Окно внутрь навеяло откровенностью утреннее вдохновенье. От простоты сердца нежились мысли и по-зрительски умолкал ум, пока видел виды в близкой дали:
Просоленное дно огромной полусферы. Кроваво-красные побеги невысоко прорастают и вскоре увядают от соседства с нависающей серо-голубой вершиной. Неподвижно застыли два мрачных, тронутых сединой облака, — изредка выгибают гусеничные спины.
Пять трёхчастных чудовищ ползут, перекатываясь и подпрыгивая —наездники силятся удержаться. Добрались до руин: одинокая белая площадь и уцелевший алтарный закут.
Белизна пересекается, место оживотворяется. Слова спешиваются и приближаются к прозаическому монолиту. . .
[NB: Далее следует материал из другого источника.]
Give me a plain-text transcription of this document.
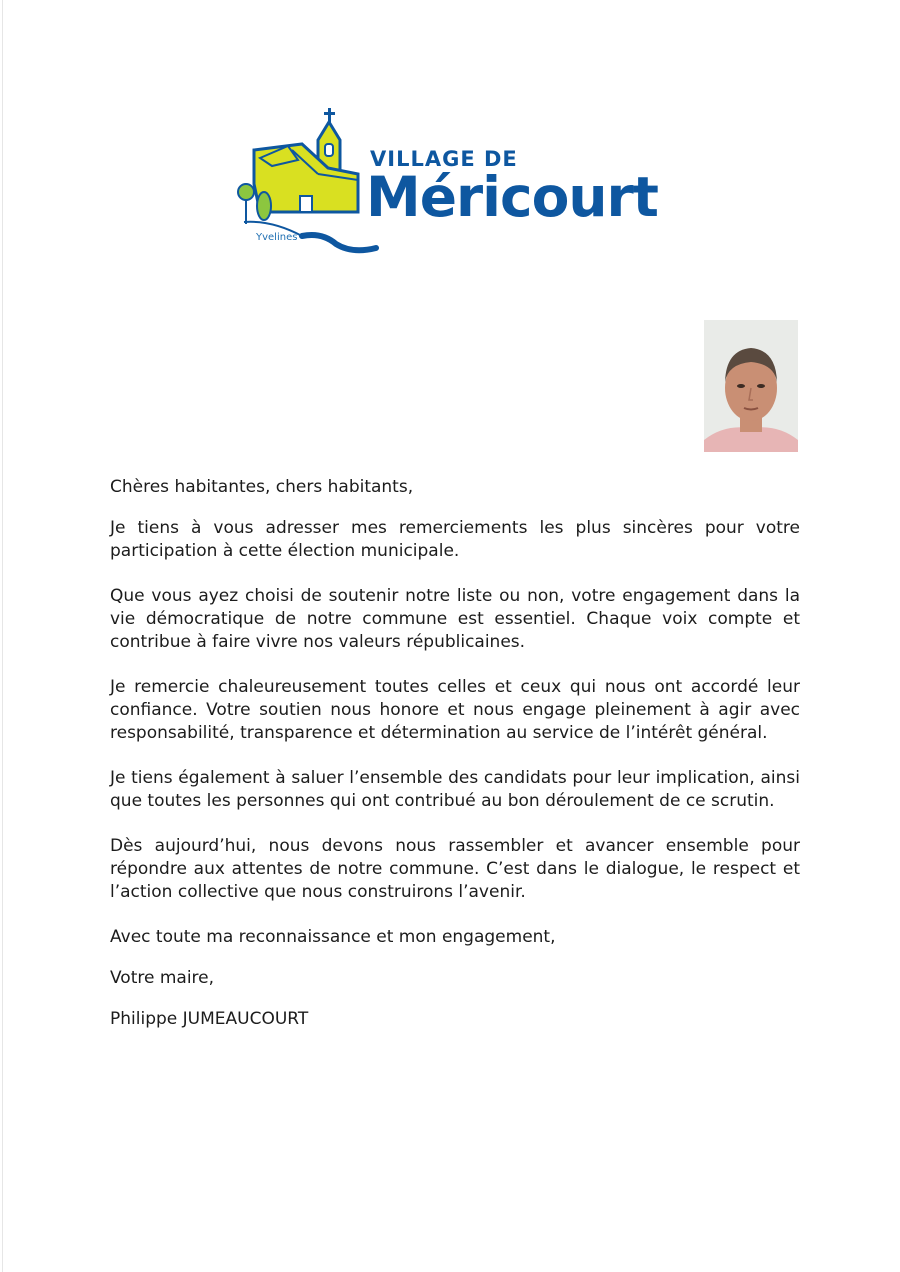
Yvelines
VILLAGE DE
Méricourt

Chères habitantes, chers habitants,

Je tiens à vous adresser mes remerciements les plus sincères pour votre participation à cette élection municipale.

Que vous ayez choisi de soutenir notre liste ou non, votre engagement dans la vie démocratique de notre commune est essentiel. Chaque voix compte et contribue à faire vivre nos valeurs républicaines.

Je remercie chaleureusement toutes celles et ceux qui nous ont accordé leur confiance. Votre soutien nous honore et nous engage pleinement à agir avec responsabilité, transparence et détermination au service de l’intérêt général.

Je tiens également à saluer l’ensemble des candidats pour leur implication, ainsi que toutes les personnes qui ont contribué au bon déroulement de ce scrutin.

Dès aujourd’hui, nous devons nous rassembler et avancer ensemble pour répondre aux attentes de notre commune. C’est dans le dialogue, le respect et l’action collective que nous construirons l’avenir.

Avec toute ma reconnaissance et mon engagement,

Votre maire,

Philippe JUMEAUCOURT
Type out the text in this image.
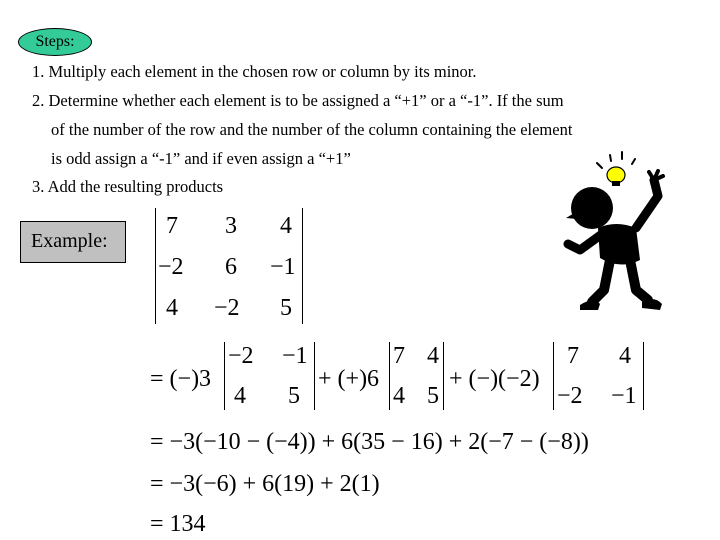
Steps:
1. Multiply each element in the chosen row or column by its minor.
2. Determine whether each element is to be assigned a “+1” or a “-1”. If the sum
of the number of the row and the number of the column containing the element
is odd assign a “-1” and if even assign a “+1”
3. Add the resulting products
Example:
7 3 4
−2 6 −1
4 −2 5
= (−)3
−2 −1
4 5
+ (+)6
7 4
4 5
+ (−)(−2)
7 4
−2 −1
= −3(−10 − (−4)) + 6(35 − 16) + 2(−7 − (−8))
= −3(−6) + 6(19) + 2(1)
= 134
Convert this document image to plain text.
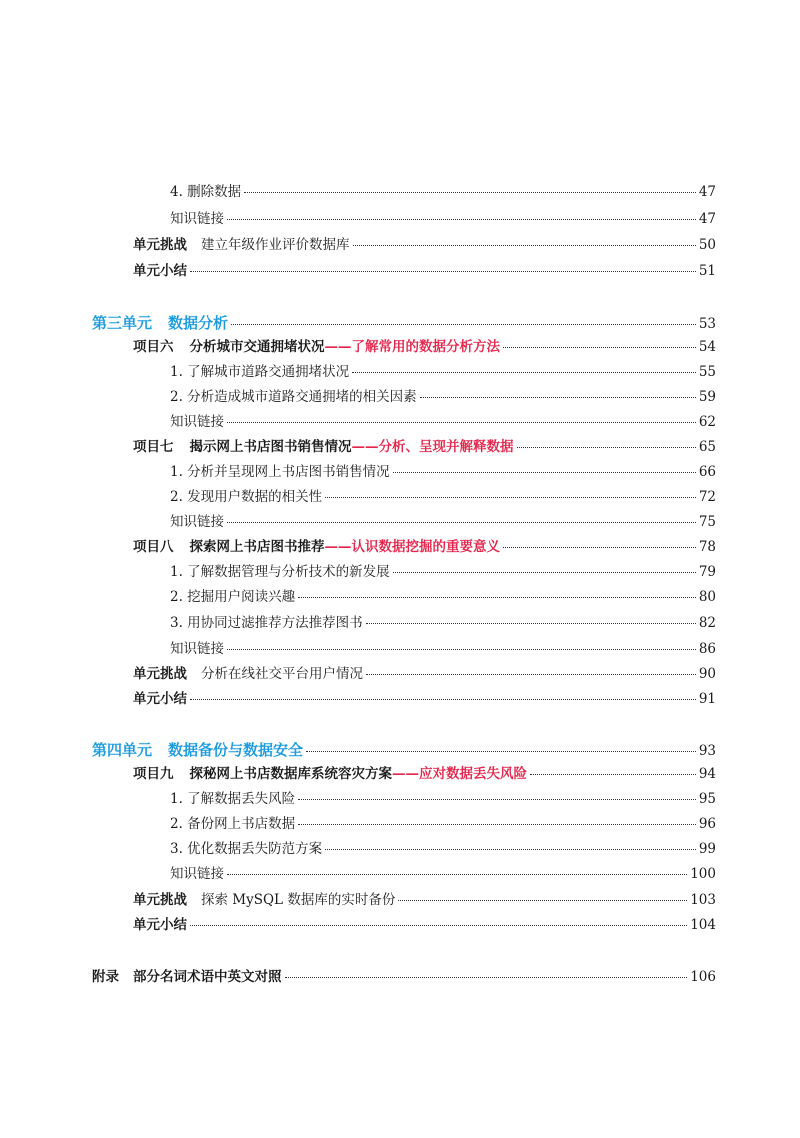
4. 删除数据	47
知识链接	47
单元挑战 建立年级作业评价数据库	50
单元小结	51
第三单元 数据分析	53
项目六 分析城市交通拥堵状况 ——了解常用的数据分析方法	54
1. 了解城市道路交通拥堵状况	55
2. 分析造成城市道路交通拥堵的相关因素	59
知识链接	62
项目七 揭示网上书店图书销售情况 ——分析、呈现并解释数据	65
1. 分析并呈现网上书店图书销售情况	66
2. 发现用户数据的相关性	72
知识链接	75
项目八 探索网上书店图书推荐 ——认识数据挖掘的重要意义	78
1. 了解数据管理与分析技术的新发展	79
2. 挖掘用户阅读兴趣	80
3. 用协同过滤推荐方法推荐图书	82
知识链接	86
单元挑战 分析在线社交平台用户情况	90
单元小结	91
第四单元 数据备份与数据安全	93
项目九 探秘网上书店数据库系统容灾方案 ——应对数据丢失风险	94
1. 了解数据丢失风险	95
2. 备份网上书店数据	96
3. 优化数据丢失防范方案	99
知识链接	100
单元挑战 探索 MySQL 数据库的实时备份	103
单元小结	104
附录 部分名词术语中英文对照	106
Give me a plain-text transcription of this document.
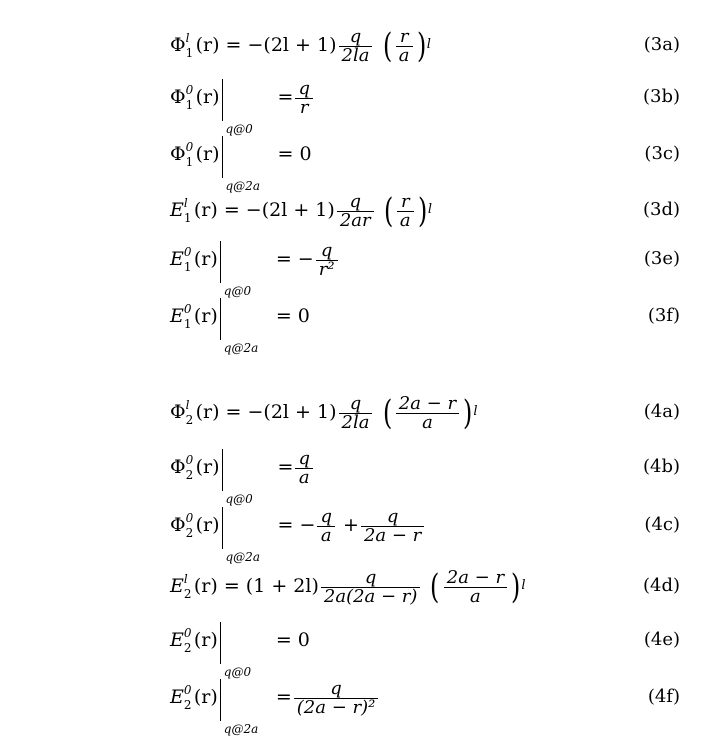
Φ l
1 $(r) = -(2l + 1) \frac{q}{2la}$ ( $\frac{r}{a} )l$	(3a)
Φ 0
1 (r)
q@0
= $\frac{q}{r}$	(3b)
Φ 0
1 (r)
q@2a
= 0	(3c)
E l
1 $(r) = -(2l + 1) \frac{q}{2ar}$ ( $\frac{r}{a} )l$	(3d)
E 0
1 (r)
q@0
= − $\frac{q}{\text{r²}}$	(3e)
E 0
1 (r)
q@2a
= 0	(3f)
Φ l
2 $(r) = -(2l + 1) \frac{q}{2la}$ ( $\frac{2a - r}{a} )l$	(4a)
Φ 0
2 (r)
q@0
= $\frac{q}{a}$	(4b)
Φ 0
2 (r)
q@2a
= − $\frac{q}{a} + \frac{q}{2a - r}$	(4c)
E l
2 $(r) = (1 + 2l) \frac{q}{2a(2a - r)}$ ( $\frac{2a - r}{a} )l$	(4d)
E 0
2 (r)
q@0
= 0	(4e)
E 0
2 (r)
q@2a
= $\frac{q}{\text{(2a − r)²}}$	(4f)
Окно прозвенело, пейзаж пугливо потрескался, свернулся и безропотно улетучился, как пыль от вихря. Раскрошилась, заметалась меловая стайка бабочек. Это постучала стрекоза. И в умолкающем звоне, истончая слух, можно было угадать последний вздох стеклянного смеха — бегущего в пустоту сезонного младшего бога.
The Bottom of the Sea Is Cruel
притча-бонус под шум прилива
Облаками-лапами звёздные псы откопали хрустящую косточку. И на ней один блудный поклонник возвратился к морю, и восклицал: – Таласса, Таласса, возлюби меня!
Ласково море молчит. Грозно море молчит. Спустя недолгое время он вернулся и вновь произнёс: – Таласса, Таласса, укрой меня от врагов! Бесшумно лежало море. Ниже солнца и ниже травы.
Спустя несколько лет опять пришёл человек к морю: – Таласса, Таласса, помоги! Мы стонем под игом, но мы тверды и не поклонимся быкам и остроголовым птицам. О, Таласса, Таласса, одари нас сверх меры за верность! Мне нужно как-то прокормить детей! . .
Спустя годы приволочился слабый старик к морю, опираясь на посох. И гневно воздевал руки, и проклинал свою безответную покровительницу сообщно с молодым ветерком, разносившим уничиженья над прекрасной синевой. Затемнело — загудели первые сумерки. Старик, приходя в исступленье, принялся бросаться камнями и грязью. По нежной и благородной, светло-переливчатой поверхности.
«Таласса, откликнись хоть единожды на мой призыв! Как откликалась — праотцам! Я последний старейшина моего рода. Я фасад. Я плотина. За моими плечами теперь — всё моё племя!»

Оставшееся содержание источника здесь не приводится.